Oppositionsführerin bittet Papst um Unterstützung

Anfang Dezember hatte die belarussische Oppositionsführerin Swetlana Tichanowskaja den Papst um Unterstützung gebeten. "Im Namen des belarussischen Volkes bitten wir Sie um Ihre heiligen Gebete und Ihr echtes Wort der Wahrheit und Gerechtigkeit, das für uns alle ein Segen sein wird", schrieb die 38-Jährige aus ihrem Exil in Litauen an Franziskus. Zuvor hatte unter anderen auch ein katholischer Priester von Franziskus eine Unterstützung der Menschenrechte in Belarus verlangt und den Vatikan kritisiert.

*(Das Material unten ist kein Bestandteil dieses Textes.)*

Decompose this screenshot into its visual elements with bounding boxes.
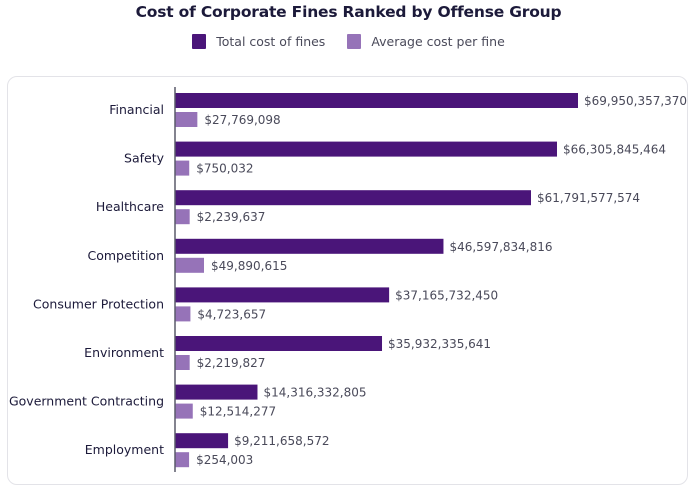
bar-average-healthcare[interactable] <box>175 209 190 225</box>
category-label-competition: Competition <box>88 248 165 263</box>
legend-label-average: Average cost per fine <box>371 34 505 49</box>
chart-title: Cost of Corporate Fines Ranked by Offens… <box>135 3 562 21</box>
legend: Total cost of fines Average cost per fin… <box>0 34 697 49</box>
value-label-total-employment: $9,211,658,572 <box>234 434 329 448</box>
bar-total-government-contracting[interactable] <box>175 384 258 400</box>
category-label-consumer-protection: Consumer Protection <box>33 296 164 311</box>
value-label-total-consumer-protection: $37,165,732,450 <box>395 288 498 302</box>
value-label-total-environment: $35,932,335,641 <box>388 337 491 351</box>
value-label-average-consumer-protection: $4,723,657 <box>197 307 266 321</box>
value-label-total-financial: $69,950,357,370 <box>584 94 687 108</box>
value-label-average-employment: $254,003 <box>196 453 253 467</box>
value-label-average-government-contracting: $12,514,277 <box>200 405 276 419</box>
legend-swatch-total <box>192 34 207 49</box>
category-label-healthcare: Healthcare <box>96 199 164 214</box>
bar-average-competition[interactable] <box>175 257 204 273</box>
value-label-average-financial: $27,769,098 <box>204 113 280 127</box>
bar-average-environment[interactable] <box>175 355 190 370</box>
value-label-average-healthcare: $2,239,637 <box>197 210 266 224</box>
bar-average-financial[interactable] <box>175 112 198 127</box>
bar-average-employment[interactable] <box>175 452 190 468</box>
bar-total-safety[interactable] <box>175 141 558 157</box>
bar-total-financial[interactable] <box>175 93 578 108</box>
bar-total-consumer-protection[interactable] <box>175 287 390 303</box>
bar-total-healthcare[interactable] <box>175 190 531 206</box>
bar-average-safety[interactable] <box>175 160 190 176</box>
legend-swatch-average <box>347 34 362 49</box>
bar-total-employment[interactable] <box>175 433 229 449</box>
legend-item-average[interactable]: Average cost per fine <box>347 34 505 49</box>
legend-label-total: Total cost of fines <box>216 34 326 49</box>
category-label-employment: Employment <box>85 442 164 457</box>
value-label-total-government-contracting: $14,316,332,805 <box>263 386 366 400</box>
bar-average-government-contracting[interactable] <box>175 403 193 419</box>
bar-total-environment[interactable] <box>175 336 383 351</box>
value-label-average-competition: $49,890,615 <box>211 259 287 273</box>
value-label-total-safety: $66,305,845,464 <box>563 143 666 157</box>
bar-total-competition[interactable] <box>175 238 444 254</box>
value-label-total-healthcare: $61,791,577,574 <box>537 191 640 205</box>
bar-average-consumer-protection[interactable] <box>175 306 191 322</box>
category-label-safety: Safety <box>124 151 165 166</box>
legend-item-total[interactable]: Total cost of fines <box>192 34 325 49</box>
value-label-total-competition: $46,597,834,816 <box>449 240 552 254</box>
category-label-government-contracting: Government Contracting <box>9 394 164 409</box>
category-label-financial: Financial <box>109 102 164 117</box>
value-label-average-safety: $750,032 <box>196 162 253 176</box>
category-label-environment: Environment <box>84 345 164 360</box>
value-label-average-environment: $2,219,827 <box>197 356 266 370</box>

Dass der neue Papstbotschafter in Minsk, Erzbischof Ante Jozic, Anfang November Sekt mit Lukaschenko getrunken habe, der unschuldige Bürger ermorden lasse, sei "zu viel für die Belarussen", so Pfarrer Wiachaslau Barok auf der Videoplattform YouTube. Anlass der umstrittenen Begegnung war die Übergabe von Jozics Beglaubigungsschreiben. Im August hatte der Papst bei einem Mittagsgebet auf dem Petersplatz die Machthaber in Belarus aufgerufen, Gerechtigkeit und Recht zu respektieren und auf Gewalt zu verzichten.

Im September war der vatikanische Außenminister Paul Gallagher in Belarus, um der katholischen Kirche und der Bevölkerung des Landes die Solidarität und Anteilnahme des Papstes zu zeigen. Die meisten Belarussen gehören der orthodoxen Kirche an; rund zehn Prozent sind Katholiken. Die katholischen Bischöfe des Landes verurteilten zuletzt Ende November in einer gemeinsamen Botschaft "Gewalt, Gesetzlosigkeit, Ungerechtigkeit und Unwahrheit".